Murthy of Seedfund, speaks of their investments in health, a low-cost hospital network Vaatsalya, and a chain of dental clinics, MyDentist, as examples of how commercial viability crosses over into social good. “They [MyDentist and Vaatsalya] have made a measurable impact on people’s health and lives. But none of these were seen from a lens of ‘impact investment,’” he says.
Vaatsalya’s tag line reads: “India’s First Hospital Network Focused on Tier II and Tier III cities.” It’s a for-profit model with emphasis on affordability. The cost of delivering a newborn at Vaatsalya is a little over $30.
Given that the Indian government allocates less than 5 percent of its GDP to healthcare, private sector solutions are cropping up. Jeevanti Hospitals, another Seedfund company, is placing hospitals in Tier II cities of Maharashtra and Gujarat where current options are lacking, or dismal.

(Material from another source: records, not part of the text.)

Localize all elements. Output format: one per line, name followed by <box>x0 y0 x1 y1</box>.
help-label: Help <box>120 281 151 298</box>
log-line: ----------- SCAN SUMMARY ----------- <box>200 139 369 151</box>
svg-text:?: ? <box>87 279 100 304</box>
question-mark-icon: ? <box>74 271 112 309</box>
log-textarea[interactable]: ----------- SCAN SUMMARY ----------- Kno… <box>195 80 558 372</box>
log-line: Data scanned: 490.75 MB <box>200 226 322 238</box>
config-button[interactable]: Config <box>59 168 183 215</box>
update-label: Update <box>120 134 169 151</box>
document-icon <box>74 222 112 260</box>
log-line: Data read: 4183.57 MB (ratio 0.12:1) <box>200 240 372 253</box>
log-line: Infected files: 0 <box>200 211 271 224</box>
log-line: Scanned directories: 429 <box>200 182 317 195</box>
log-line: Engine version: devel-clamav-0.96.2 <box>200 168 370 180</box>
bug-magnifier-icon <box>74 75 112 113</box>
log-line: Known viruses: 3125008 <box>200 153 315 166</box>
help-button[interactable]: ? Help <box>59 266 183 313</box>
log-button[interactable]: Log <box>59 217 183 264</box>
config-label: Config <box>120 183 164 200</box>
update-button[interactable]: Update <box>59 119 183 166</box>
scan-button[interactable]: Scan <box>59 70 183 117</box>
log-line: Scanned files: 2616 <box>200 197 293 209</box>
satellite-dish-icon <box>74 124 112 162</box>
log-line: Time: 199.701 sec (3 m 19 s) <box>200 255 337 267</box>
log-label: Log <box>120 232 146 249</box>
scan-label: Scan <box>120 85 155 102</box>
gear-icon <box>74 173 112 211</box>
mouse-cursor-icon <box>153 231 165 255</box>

Gupta of Helion Venture Partners agrees, pointing to EyeQ, an eye-care company operating on a hub-and-spoke model. A cataract surgery in Tier II or III city is incrementally less than in Delhi or Gurgaon. Subsidized surgeries are available to those who cannot pay the full price.
“However while we like that as individuals, that is not the basis of our investment decision. EyeQ is a very attractive business,” says Gupta.
Helion is not the only investor; they’re accompanied by SONG, an investment and management company funded by Soros, Omidyar, and even Google.
Unitus, too, is backing innovations in eye-care. Their portfolio company, Welcare, is slashing eye examination prices by 50 percent. Diabetes is common in the country (given Indian indulgence for sugary sweet treats); with diabetes comes the risk of diabetic retinopathy, and the possibility of blindness. So, Welcare has developed a low-cost retinal screening device that keeps clinical costs down and can serve more customers.
Healthcare diagnostic tools have the tech-focus that many of these investors are seeking.
Rajesh Sawhney, CEO and founder of GSF, a Gurgaon-based fund for early-stage companies, is hosting this gathering in South Delhi. Sawhney began GSF in 2011 with a vision to take Indian entrepreneurship global. He, too, is putting his money into healthcare. His two portfolio companies, BioSense and Dhilcare, have produced diagnostic tools – for anemia and ECG heart screenings, respectively. He sees them as shrewd business options, he says. Do they require more patient capital than his more “traditional” tech investments?
Not really, he says. “Venture capital by definition is patient and risky.” Given that he’s willing to wait a decade, like his colleagues at Seedfund and Helion, to see a company mature, it’s about as “patient” as the patient capital provided by impact investors.